You might think that, due to extreme hunger, thirst and exposure, the duo were not fully responsible for what they did. Or that, due to the desperate conditions at sea, they had descended into a 'state of nature,' under which law and morality cease to apply. You might think that they did the right thing. After all, surely it was better that one person died than all four? You may believe that what they did was morally unjustifiable, but excusable due to the horrendous circumstances. But to properly assess the moral issues in such a case would require a detailed examination of all the relevant facts.
First, we have to gain some comprehension of the actual conditions on the boat and what the men had to do in order to survive. This is difficult, of course, because, while we might empathise, our moral imagination may not be able to provide a realistic conception of such a desperate and harsh situation. We would also have to understand more about the individuals involved; their mental, physical and emotional state, and whether or not their capacity for rational action was diminished. We also need to take into account the men's beliefs. Not just their factual beliefs but their moral, cultural and religious beliefs.
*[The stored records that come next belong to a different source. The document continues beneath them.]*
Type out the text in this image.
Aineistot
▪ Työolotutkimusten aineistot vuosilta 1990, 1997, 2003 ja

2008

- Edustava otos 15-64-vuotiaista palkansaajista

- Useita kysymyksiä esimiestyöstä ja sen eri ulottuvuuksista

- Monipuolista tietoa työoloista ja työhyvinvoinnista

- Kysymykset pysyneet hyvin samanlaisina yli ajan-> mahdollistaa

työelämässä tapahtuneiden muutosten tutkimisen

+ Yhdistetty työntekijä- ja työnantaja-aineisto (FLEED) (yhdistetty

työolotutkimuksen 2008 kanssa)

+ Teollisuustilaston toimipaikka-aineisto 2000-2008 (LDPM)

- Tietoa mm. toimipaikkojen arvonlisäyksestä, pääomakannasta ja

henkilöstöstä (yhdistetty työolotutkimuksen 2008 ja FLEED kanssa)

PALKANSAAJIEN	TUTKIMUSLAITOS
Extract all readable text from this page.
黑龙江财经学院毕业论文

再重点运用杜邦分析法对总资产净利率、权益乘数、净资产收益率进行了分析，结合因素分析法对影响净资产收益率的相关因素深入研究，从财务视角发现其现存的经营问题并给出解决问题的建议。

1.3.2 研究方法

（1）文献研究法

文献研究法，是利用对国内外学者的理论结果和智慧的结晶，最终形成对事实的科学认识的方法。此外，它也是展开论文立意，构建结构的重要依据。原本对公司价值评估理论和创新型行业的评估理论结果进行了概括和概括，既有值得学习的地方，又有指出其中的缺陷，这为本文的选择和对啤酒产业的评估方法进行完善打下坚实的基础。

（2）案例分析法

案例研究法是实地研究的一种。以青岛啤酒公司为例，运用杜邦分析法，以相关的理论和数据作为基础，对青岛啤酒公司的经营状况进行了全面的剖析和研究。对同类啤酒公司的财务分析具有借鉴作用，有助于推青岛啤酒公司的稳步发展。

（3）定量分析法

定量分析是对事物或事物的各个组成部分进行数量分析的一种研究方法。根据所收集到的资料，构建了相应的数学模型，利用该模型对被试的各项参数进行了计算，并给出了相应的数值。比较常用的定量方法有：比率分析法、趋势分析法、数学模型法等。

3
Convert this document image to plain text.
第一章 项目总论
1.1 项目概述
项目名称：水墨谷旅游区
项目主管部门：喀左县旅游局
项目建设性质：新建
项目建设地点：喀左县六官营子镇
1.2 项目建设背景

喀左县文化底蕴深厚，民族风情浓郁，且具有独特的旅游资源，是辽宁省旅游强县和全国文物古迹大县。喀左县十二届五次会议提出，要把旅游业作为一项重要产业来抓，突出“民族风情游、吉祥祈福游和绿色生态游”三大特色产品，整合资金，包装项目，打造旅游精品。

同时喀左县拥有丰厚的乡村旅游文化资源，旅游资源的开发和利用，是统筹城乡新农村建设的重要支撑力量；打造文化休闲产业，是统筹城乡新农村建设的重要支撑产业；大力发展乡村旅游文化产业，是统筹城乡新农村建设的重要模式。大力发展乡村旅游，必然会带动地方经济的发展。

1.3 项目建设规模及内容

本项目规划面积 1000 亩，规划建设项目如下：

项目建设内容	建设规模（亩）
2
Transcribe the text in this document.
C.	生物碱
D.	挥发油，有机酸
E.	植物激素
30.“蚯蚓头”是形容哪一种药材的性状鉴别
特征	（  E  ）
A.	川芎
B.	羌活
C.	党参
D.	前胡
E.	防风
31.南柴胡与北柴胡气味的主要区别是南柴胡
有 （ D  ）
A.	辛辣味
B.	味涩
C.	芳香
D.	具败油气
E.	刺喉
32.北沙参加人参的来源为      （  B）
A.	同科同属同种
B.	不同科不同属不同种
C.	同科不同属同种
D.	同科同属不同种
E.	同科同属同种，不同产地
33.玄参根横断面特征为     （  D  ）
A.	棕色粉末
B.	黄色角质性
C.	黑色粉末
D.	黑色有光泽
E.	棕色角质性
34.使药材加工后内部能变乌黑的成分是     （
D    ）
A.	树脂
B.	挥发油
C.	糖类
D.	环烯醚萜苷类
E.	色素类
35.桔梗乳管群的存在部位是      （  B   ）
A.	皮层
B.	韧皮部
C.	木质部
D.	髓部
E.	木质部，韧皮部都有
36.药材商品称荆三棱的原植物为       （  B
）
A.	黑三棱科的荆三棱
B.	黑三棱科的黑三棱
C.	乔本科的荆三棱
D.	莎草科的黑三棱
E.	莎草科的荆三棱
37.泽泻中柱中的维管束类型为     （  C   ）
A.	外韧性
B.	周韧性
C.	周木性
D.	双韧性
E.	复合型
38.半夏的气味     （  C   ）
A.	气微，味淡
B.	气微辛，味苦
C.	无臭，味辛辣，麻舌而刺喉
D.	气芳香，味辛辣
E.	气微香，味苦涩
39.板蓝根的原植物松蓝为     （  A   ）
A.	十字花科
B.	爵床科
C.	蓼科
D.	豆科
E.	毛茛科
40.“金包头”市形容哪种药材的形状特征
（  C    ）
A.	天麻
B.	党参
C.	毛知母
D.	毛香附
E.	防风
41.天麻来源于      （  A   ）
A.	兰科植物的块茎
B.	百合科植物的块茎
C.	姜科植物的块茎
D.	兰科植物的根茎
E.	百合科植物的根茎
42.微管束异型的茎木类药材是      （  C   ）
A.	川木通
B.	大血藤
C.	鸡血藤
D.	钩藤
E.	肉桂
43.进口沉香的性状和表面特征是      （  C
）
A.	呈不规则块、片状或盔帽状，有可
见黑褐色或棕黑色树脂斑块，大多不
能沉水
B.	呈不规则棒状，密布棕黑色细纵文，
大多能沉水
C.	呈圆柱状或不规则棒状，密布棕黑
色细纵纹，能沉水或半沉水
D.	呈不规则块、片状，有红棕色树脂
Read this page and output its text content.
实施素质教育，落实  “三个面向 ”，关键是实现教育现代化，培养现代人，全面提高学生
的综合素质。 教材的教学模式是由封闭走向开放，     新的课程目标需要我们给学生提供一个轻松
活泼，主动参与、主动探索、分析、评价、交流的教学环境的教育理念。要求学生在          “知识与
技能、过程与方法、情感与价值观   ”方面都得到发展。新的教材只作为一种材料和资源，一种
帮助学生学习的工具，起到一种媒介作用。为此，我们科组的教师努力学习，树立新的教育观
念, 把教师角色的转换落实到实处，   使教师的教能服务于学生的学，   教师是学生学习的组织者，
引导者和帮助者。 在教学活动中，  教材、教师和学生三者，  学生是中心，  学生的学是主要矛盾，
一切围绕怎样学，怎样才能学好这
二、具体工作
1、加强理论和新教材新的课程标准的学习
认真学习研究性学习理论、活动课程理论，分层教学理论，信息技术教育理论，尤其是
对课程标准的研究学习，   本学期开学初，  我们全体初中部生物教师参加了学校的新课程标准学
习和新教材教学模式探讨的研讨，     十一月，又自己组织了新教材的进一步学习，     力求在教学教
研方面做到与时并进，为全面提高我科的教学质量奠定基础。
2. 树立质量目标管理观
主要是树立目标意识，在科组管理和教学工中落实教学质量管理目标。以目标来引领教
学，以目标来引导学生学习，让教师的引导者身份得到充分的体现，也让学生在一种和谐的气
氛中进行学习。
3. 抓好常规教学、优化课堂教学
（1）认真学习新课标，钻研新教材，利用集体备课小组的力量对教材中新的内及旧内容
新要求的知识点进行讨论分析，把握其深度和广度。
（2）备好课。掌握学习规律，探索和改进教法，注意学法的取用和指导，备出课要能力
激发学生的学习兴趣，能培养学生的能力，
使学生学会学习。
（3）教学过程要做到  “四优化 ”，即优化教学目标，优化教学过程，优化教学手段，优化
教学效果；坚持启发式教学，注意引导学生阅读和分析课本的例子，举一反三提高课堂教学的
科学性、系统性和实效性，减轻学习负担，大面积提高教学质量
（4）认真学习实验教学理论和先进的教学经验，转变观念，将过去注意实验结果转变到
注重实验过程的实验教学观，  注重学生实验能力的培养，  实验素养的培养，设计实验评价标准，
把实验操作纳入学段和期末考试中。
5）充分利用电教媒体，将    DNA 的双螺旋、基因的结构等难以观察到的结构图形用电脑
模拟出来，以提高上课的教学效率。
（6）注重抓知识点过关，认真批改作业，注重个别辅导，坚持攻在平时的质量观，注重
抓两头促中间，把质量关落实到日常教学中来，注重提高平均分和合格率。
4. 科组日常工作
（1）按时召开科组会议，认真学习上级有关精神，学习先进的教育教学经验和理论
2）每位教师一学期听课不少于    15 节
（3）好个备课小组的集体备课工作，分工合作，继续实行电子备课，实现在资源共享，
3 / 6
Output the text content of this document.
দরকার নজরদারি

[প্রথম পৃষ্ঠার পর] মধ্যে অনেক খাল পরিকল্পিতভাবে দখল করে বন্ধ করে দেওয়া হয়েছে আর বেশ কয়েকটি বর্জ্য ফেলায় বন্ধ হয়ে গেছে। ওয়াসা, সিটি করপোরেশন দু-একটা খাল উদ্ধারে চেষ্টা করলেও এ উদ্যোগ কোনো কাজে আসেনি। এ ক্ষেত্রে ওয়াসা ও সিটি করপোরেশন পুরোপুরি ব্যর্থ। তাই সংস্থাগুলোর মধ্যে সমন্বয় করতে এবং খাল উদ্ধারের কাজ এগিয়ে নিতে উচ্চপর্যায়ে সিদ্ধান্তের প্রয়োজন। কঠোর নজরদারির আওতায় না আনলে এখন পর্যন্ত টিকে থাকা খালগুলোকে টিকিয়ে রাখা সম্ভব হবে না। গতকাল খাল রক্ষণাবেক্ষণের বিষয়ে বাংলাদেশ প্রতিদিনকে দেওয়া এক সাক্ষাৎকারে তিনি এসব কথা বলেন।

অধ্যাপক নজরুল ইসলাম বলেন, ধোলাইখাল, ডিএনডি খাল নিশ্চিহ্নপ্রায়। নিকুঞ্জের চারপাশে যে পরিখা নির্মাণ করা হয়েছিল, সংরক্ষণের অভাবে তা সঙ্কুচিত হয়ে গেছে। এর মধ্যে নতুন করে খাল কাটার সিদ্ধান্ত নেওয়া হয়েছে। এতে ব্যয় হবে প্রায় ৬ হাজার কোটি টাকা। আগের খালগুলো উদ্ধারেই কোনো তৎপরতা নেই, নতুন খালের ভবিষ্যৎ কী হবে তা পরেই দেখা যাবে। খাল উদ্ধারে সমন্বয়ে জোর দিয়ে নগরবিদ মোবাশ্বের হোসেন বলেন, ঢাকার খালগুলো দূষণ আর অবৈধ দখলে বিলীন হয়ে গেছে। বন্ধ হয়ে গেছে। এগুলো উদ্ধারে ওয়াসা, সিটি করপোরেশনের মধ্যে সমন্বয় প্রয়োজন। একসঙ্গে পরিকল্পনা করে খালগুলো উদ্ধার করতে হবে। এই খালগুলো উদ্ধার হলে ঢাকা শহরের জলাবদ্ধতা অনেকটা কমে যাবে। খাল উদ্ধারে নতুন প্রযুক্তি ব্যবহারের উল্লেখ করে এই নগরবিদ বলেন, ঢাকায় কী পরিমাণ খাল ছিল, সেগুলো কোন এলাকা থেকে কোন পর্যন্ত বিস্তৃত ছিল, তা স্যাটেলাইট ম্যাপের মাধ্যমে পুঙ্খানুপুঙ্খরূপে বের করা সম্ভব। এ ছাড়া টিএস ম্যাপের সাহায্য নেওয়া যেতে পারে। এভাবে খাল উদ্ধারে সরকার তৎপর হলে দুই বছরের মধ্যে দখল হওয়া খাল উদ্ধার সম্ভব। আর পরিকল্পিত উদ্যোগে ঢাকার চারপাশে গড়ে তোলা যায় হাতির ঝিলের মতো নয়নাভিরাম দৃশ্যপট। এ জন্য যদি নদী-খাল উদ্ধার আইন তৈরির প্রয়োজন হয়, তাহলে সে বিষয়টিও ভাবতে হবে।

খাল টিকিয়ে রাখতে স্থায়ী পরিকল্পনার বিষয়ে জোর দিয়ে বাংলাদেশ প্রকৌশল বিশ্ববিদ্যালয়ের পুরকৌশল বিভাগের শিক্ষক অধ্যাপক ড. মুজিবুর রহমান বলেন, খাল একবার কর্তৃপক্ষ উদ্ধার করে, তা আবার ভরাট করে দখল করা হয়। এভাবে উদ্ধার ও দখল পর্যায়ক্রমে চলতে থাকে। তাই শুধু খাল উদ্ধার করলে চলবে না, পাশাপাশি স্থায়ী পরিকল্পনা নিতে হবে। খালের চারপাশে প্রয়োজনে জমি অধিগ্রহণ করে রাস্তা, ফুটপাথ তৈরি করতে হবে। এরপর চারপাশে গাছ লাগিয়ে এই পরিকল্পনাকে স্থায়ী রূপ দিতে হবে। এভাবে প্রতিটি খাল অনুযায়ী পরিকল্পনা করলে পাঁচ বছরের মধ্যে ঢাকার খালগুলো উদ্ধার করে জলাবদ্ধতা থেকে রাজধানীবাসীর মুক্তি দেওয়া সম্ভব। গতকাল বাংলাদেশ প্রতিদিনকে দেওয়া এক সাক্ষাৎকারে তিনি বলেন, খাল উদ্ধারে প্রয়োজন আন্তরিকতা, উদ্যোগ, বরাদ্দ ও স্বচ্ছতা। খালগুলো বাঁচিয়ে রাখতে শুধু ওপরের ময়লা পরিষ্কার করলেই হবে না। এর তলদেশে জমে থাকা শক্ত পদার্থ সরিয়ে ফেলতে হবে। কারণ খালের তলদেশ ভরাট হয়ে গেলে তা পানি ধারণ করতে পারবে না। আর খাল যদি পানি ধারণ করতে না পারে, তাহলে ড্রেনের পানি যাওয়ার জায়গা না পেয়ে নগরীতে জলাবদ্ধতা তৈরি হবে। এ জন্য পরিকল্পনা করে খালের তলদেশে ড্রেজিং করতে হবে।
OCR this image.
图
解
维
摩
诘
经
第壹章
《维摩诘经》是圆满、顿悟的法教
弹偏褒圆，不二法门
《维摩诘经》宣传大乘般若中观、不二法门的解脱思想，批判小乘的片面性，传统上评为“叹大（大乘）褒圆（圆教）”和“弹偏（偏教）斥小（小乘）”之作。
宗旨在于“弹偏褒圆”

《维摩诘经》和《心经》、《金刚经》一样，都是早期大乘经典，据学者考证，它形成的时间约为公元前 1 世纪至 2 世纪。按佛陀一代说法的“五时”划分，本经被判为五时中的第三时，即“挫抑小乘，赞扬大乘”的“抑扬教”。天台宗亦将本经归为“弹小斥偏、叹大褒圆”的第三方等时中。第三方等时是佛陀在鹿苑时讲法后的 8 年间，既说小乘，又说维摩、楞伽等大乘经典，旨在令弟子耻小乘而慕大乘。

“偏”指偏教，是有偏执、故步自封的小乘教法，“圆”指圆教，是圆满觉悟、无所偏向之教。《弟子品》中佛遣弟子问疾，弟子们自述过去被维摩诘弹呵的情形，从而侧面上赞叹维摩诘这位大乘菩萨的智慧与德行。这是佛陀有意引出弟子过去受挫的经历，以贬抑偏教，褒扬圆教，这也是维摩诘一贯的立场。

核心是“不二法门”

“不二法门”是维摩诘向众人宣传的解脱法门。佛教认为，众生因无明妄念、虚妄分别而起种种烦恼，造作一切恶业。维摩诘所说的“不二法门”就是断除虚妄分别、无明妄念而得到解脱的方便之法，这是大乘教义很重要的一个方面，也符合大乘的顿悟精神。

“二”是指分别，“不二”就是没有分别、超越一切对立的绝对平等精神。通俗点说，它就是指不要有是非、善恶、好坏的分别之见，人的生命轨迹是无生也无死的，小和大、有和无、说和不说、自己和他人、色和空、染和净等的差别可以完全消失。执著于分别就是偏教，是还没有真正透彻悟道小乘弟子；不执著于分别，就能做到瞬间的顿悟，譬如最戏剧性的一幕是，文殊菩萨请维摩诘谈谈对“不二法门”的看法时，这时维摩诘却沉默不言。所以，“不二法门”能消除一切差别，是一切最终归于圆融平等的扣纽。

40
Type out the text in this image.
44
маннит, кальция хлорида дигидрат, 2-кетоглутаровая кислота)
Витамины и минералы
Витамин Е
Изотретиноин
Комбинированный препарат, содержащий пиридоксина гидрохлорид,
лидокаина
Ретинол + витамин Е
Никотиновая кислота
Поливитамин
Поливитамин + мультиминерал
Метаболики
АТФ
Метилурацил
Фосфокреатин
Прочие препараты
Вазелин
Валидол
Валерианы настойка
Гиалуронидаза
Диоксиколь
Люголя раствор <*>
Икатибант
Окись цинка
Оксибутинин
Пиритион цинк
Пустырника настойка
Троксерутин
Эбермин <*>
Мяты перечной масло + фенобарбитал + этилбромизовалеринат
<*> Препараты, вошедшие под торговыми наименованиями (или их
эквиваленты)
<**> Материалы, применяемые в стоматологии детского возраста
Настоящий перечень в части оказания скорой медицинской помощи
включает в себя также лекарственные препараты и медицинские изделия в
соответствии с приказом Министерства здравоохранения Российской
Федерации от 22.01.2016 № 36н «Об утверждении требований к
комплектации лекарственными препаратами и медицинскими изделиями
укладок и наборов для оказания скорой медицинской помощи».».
Once we comprehend the particular circumstances, we can see that there is a range of possible moral justifications for the men's actions. You could argue on utilitarian grounds that someone should indeed have been killed (instead of everyone dying). You could argue that Parker, rather than any other individual, should have been killed because he had no dependents, was the closest to death, and could not actively contribute to the group's survival. Finally, we could argue that Parker should have been killed (as opposed to being left to die and then being eaten) for at least two reasons. The first is that the men may have believed that time was short for all of them. The second, more gruesome, reason was that had they waited for Parker to die, his blood would have coagulated and they would have been unable to gain immediate relief from their thirst, and instant energy, from drinking it.
Do you think that Dudley and Stephens, or Brooks (who ate but did not kill) did the right thing? What would you have done?
These kinds of considerations can be applied to thinking about more current situations. Take, for instance, the debate over the closure of remote Aboriginal communities. The argument for their closure is often loosely based on utilitarian considerations; while a number of people will suffer great loss from the decision, it will be for the greater good overall, mainly in regard to the prevalence of sexual abuse in some remote communities. In contrast, the argument against is founded on ethical considerations of individual rights, justice, beneficence and cultural respect. Deciding the right thing to do in such a case requires a clear comprehension of the relevant (and correct) facts, an understanding of the fundamental ethical commitments that operate in the wider society, and recognition that acting to prevent a great harm potentially involves a lesser harm.
Dr Nin Kirkham is a philosophy lecturer at the University of Western Australia.